The World Medical Association being lobbied to drop its opposition to euthanasia and assisted suicide

News has emerged that the Canadian Medical Association and the Royal Dutch Medical Association are lobbying the World Medical Association (WMA) to convince it to drop its condemnation of euthanasia and assisted suicide. The WMA is meeting in Reykjavik in October this year.

Given that their countries allow doctors to kill their patients, they now want the world’s top medical association to stop disapproving of their practice. They want the WMA to “accommodate doctors in countries where the practice is now legal”.

This is the logical push that occurs once a country takes the radical position to remove the prohibition on doctors killing their patients.

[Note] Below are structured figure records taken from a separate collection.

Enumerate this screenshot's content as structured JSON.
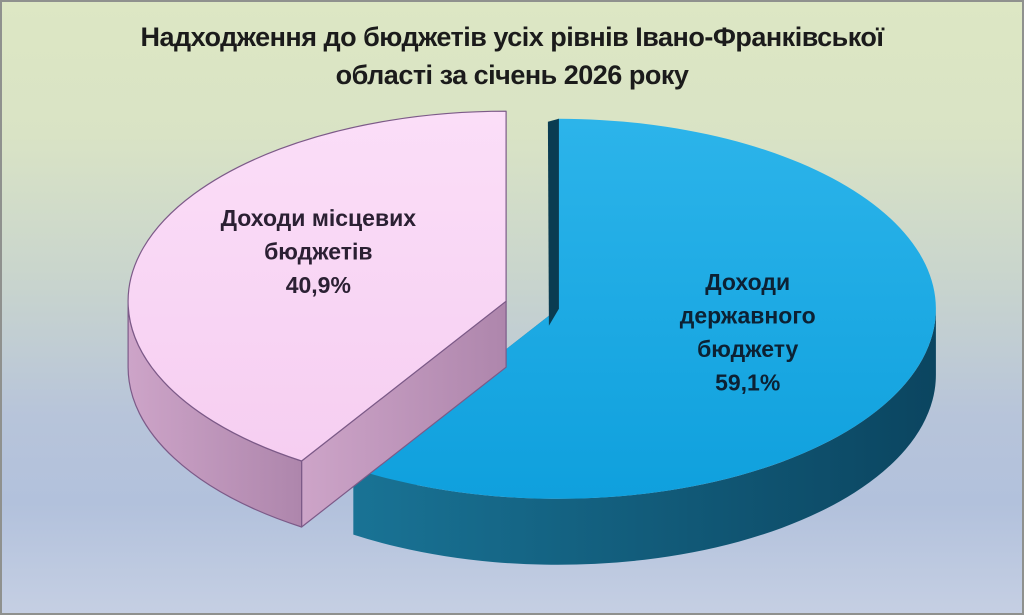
{
  "title": {
    "lines": [
      "Надходження до бюджетів усіх рівнів Івано-Франківської",
      "області за січень 2026 року"
    ],
    "full": "Надходження до бюджетів усіх рівнів Івано-Франківської області за січень 2026 року"
  },
  "chart_data": {
    "type": "pie",
    "style": "3d-exploded",
    "title": "Надходження до бюджетів усіх рівнів Івано-Франківської області за січень 2026 року",
    "unit": "%",
    "start_angle_deg": 0,
    "clockwise": true,
    "legend": "none",
    "slices": [
      {
        "id": "state-budget",
        "name": "Доходи державного бюджету",
        "label_lines": [
          "Доходи",
          "державного",
          "бюджету"
        ],
        "value": 59.1,
        "value_label": "59,1%",
        "face_color": "#2cb4ea",
        "face_color2": "#0fa0dd",
        "side_color": "#197395",
        "side_color2": "#0b4560",
        "cut_face_color": "#0a3c52",
        "cut_face_visible": true,
        "outline_color": "none",
        "text_color": "#0c2133"
      },
      {
        "id": "local-budget",
        "name": "Доходи місцевих бюджетів",
        "label_lines": [
          "Доходи місцевих",
          "бюджетів"
        ],
        "value": 40.9,
        "value_label": "40,9%",
        "face_color": "#fbdef8",
        "face_color2": "#f6cef1",
        "side_color": "#cda4c8",
        "side_color2": "#ae86ac",
        "cut_face_color": "#a478a1",
        "cut_face_visible": false,
        "outline_color": "#7c5a88",
        "text_color": "#2b2033"
      }
    ],
    "colors": {
      "background_top": "#dde7c4",
      "background_bottom": "#b2c1dc",
      "frame_border": "#8f918e"
    }
  }
}
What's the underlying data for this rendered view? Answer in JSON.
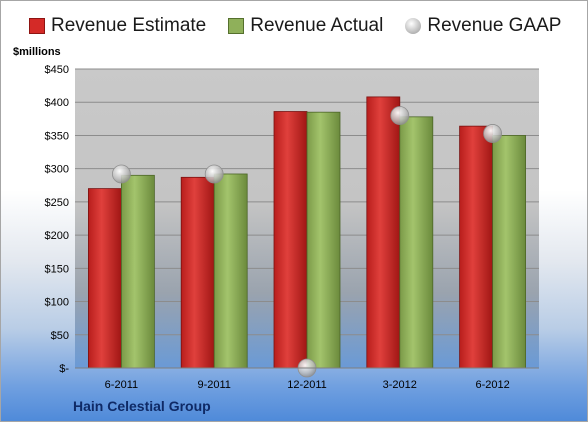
{
  "legend": {
    "estimate_label": "Revenue Estimate",
    "actual_label": "Revenue Actual",
    "gaap_label": "Revenue GAAP"
  },
  "units_label": "$millions",
  "company": "Hain Celestial Group",
  "colors": {
    "estimate": "#d42a27",
    "actual": "#8fb05a",
    "gaap": "#b5b5b5",
    "plot_area": "#c8c8c8"
  },
  "chart_data": {
    "type": "bar",
    "categories": [
      "6-2011",
      "9-2011",
      "12-2011",
      "3-2012",
      "6-2012"
    ],
    "series": [
      {
        "name": "Revenue Estimate",
        "type": "bar",
        "values": [
          270,
          287,
          386,
          408,
          364
        ]
      },
      {
        "name": "Revenue Actual",
        "type": "bar",
        "values": [
          290,
          292,
          385,
          378,
          350
        ]
      },
      {
        "name": "Revenue GAAP",
        "type": "scatter",
        "values": [
          292,
          292,
          0,
          380,
          353
        ]
      }
    ],
    "ylabel": "$millions",
    "ylim": [
      0,
      450
    ],
    "yticks": [
      0,
      50,
      100,
      150,
      200,
      250,
      300,
      350,
      400,
      450
    ],
    "ytick_labels": [
      "$-",
      "$50",
      "$100",
      "$150",
      "$200",
      "$250",
      "$300",
      "$350",
      "$400",
      "$450"
    ],
    "grid": true,
    "legend_position": "top"
  }
}
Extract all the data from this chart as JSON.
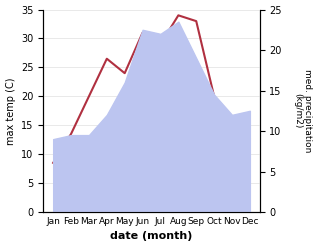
{
  "months": [
    "Jan",
    "Feb",
    "Mar",
    "Apr",
    "May",
    "Jun",
    "Jul",
    "Aug",
    "Sep",
    "Oct",
    "Nov",
    "Dec"
  ],
  "temp": [
    8.5,
    13.5,
    20.0,
    26.5,
    24.0,
    31.0,
    29.0,
    34.0,
    33.0,
    20.0,
    13.0,
    12.5
  ],
  "precip": [
    9.0,
    9.5,
    9.5,
    12.0,
    16.0,
    22.5,
    22.0,
    23.5,
    19.0,
    14.5,
    12.0,
    12.5
  ],
  "temp_color": "#b03040",
  "precip_fill_color": "#bcc5f0",
  "ylabel_left": "max temp (C)",
  "ylabel_right": "med. precipitation\n(kg/m2)",
  "xlabel": "date (month)",
  "ylim_left": [
    0,
    35
  ],
  "ylim_right": [
    0,
    25
  ],
  "yticks_left": [
    0,
    5,
    10,
    15,
    20,
    25,
    30,
    35
  ],
  "yticks_right": [
    0,
    5,
    10,
    15,
    20,
    25
  ],
  "background_color": "#ffffff"
}
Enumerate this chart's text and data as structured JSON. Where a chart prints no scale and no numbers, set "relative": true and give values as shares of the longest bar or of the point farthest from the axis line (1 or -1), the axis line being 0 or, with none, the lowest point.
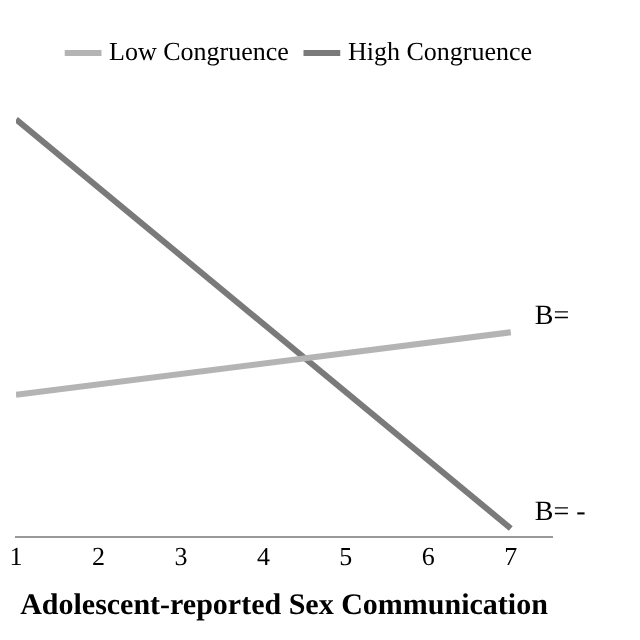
{
  "chart_data": {
    "type": "line",
    "xlabel": "Adolescent-reported Sex Communication",
    "relative": true,
    "x": [
      1,
      7
    ],
    "xlim": [
      1,
      7.5
    ],
    "xticks": [
      1,
      2,
      3,
      4,
      5,
      6,
      7
    ],
    "series": [
      {
        "name": "Low Congruence",
        "color": "#b4b4b4",
        "values": [
          0.34,
          0.49
        ]
      },
      {
        "name": "High Congruence",
        "color": "#7a7a7a",
        "values": [
          1,
          0.02
        ]
      }
    ],
    "annotations": [
      {
        "text": "B=",
        "x": 7,
        "y": 0.49
      },
      {
        "text": "B= -",
        "x": 7,
        "y": 0.02
      }
    ],
    "legend": "top right",
    "grid": false,
    "marker": "none",
    "line_style": "solid"
  }
}
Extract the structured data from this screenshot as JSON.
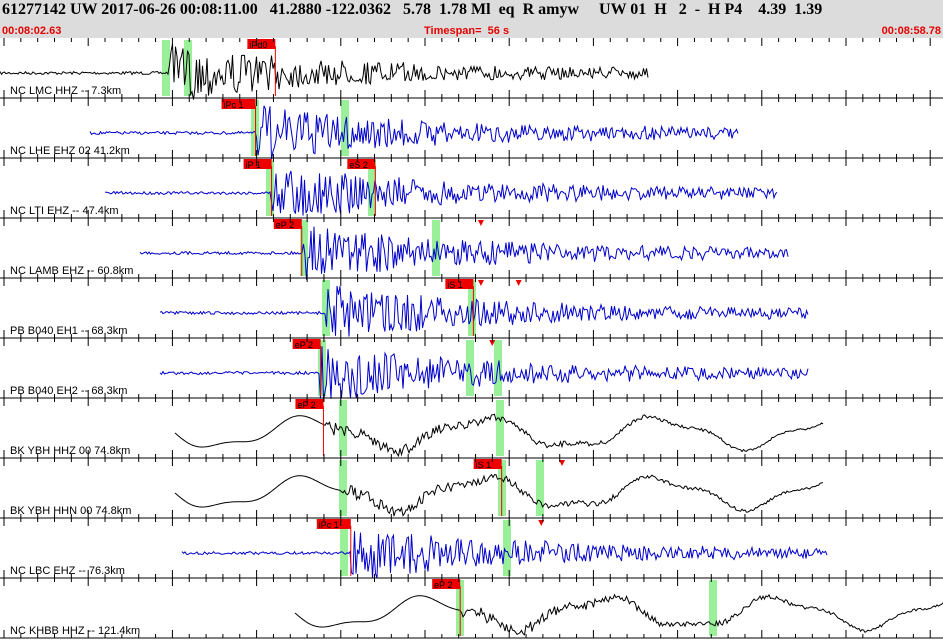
{
  "header": {
    "title": "61277142 UW 2017-06-26 00:08:11.00   41.2880 -122.0362   5.78  1.78 Ml  eq  R amyw     UW 01  H   2  -  H P4    4.39  1.39",
    "start_time": "00:08:02.63",
    "timespan": "Timespan=  56 s",
    "end_time": "00:08:58.78"
  },
  "colors": {
    "header_bg": "#dcdcdc",
    "header_sub_text": "#e60000",
    "trace_black": "#000000",
    "trace_blue": "#0000cc",
    "pick_red": "#ee0000",
    "window_green": "#99f099",
    "ticks": "#000000"
  },
  "traces": [
    {
      "label": "NC LMC HHZ -- 7.3km",
      "color": "black",
      "picks": [
        {
          "label": "iPd0",
          "t": 0.292
        }
      ],
      "markers": []
    },
    {
      "label": "NC LHE EHZ 02 41.2km",
      "color": "blue",
      "picks": [
        {
          "label": "iPc 1",
          "t": 0.271
        }
      ],
      "markers": []
    },
    {
      "label": "NC LTI EHZ -- 47.4km",
      "color": "blue",
      "picks": [
        {
          "label": "iP 1",
          "t": 0.288
        },
        {
          "label": "eS 2",
          "t": 0.398
        }
      ],
      "markers": []
    },
    {
      "label": "NC LAMB EHZ -- 60.8km",
      "color": "blue",
      "picks": [
        {
          "label": "eP 2",
          "t": 0.32
        }
      ],
      "markers": [
        0.51
      ]
    },
    {
      "label": "PB B040 EH1 -- 68.3km",
      "color": "blue",
      "picks": [
        {
          "label": "iS 1",
          "t": 0.502
        }
      ],
      "markers": [
        0.51,
        0.55
      ]
    },
    {
      "label": "PB B040 EH2 -- 68.3km",
      "color": "blue",
      "picks": [
        {
          "label": "eP 2",
          "t": 0.34
        }
      ],
      "markers": [
        0.522
      ]
    },
    {
      "label": "BK YBH HHZ 00 74.8km",
      "color": "black",
      "picks": [
        {
          "label": "eP 2",
          "t": 0.343
        }
      ],
      "markers": []
    },
    {
      "label": "BK YBH HHN 00 74.8km",
      "color": "black",
      "picks": [
        {
          "label": "iS 1",
          "t": 0.532
        }
      ],
      "markers": [
        0.596
      ]
    },
    {
      "label": "NC LBC EHZ -- 76.3km",
      "color": "blue",
      "picks": [
        {
          "label": "iPc 1",
          "t": 0.372
        }
      ],
      "markers": [
        0.574
      ]
    },
    {
      "label": "NC KHBB HHZ -- 121.4km",
      "color": "black",
      "picks": [
        {
          "label": "eP 2",
          "t": 0.488
        }
      ],
      "markers": []
    }
  ]
}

However, there’s no escaping the fact that countries that legalise assisted suicide do so in opposition to the long-held stance of the WMA, which strongly opposes euthanasia and assisted suicide. The WMA re-affirmed its position in April 2015:

“Physician-assisted suicide, like euthanasia, is unethical and must be condemned by the medical profession. Where the assistance of the physician is intentionally and deliberately directed at enabling an individual to end his or her own life, the physician acts unethically. However, the right to decline medical treatment is a basic right of the patient and the physician does not act unethically even if respecting such a wish results in the death of the patient.”

The WMA is based in Geneva and represents more than 10 million physicians and more than 112 medical associations around the world.  The WMA intervened in the Victorian debate last year, urging politicians not to legalise euthanasia and assisted suicide.

Jurisdictions that legalise assisted suicide mean that their laws put them at odds with the position of the WMA. In Australia, the Victorian laws enacted last year are also in direct conflict with the Australian Medical Association (AMA), which is opposed to euthanasia and assisted suicide.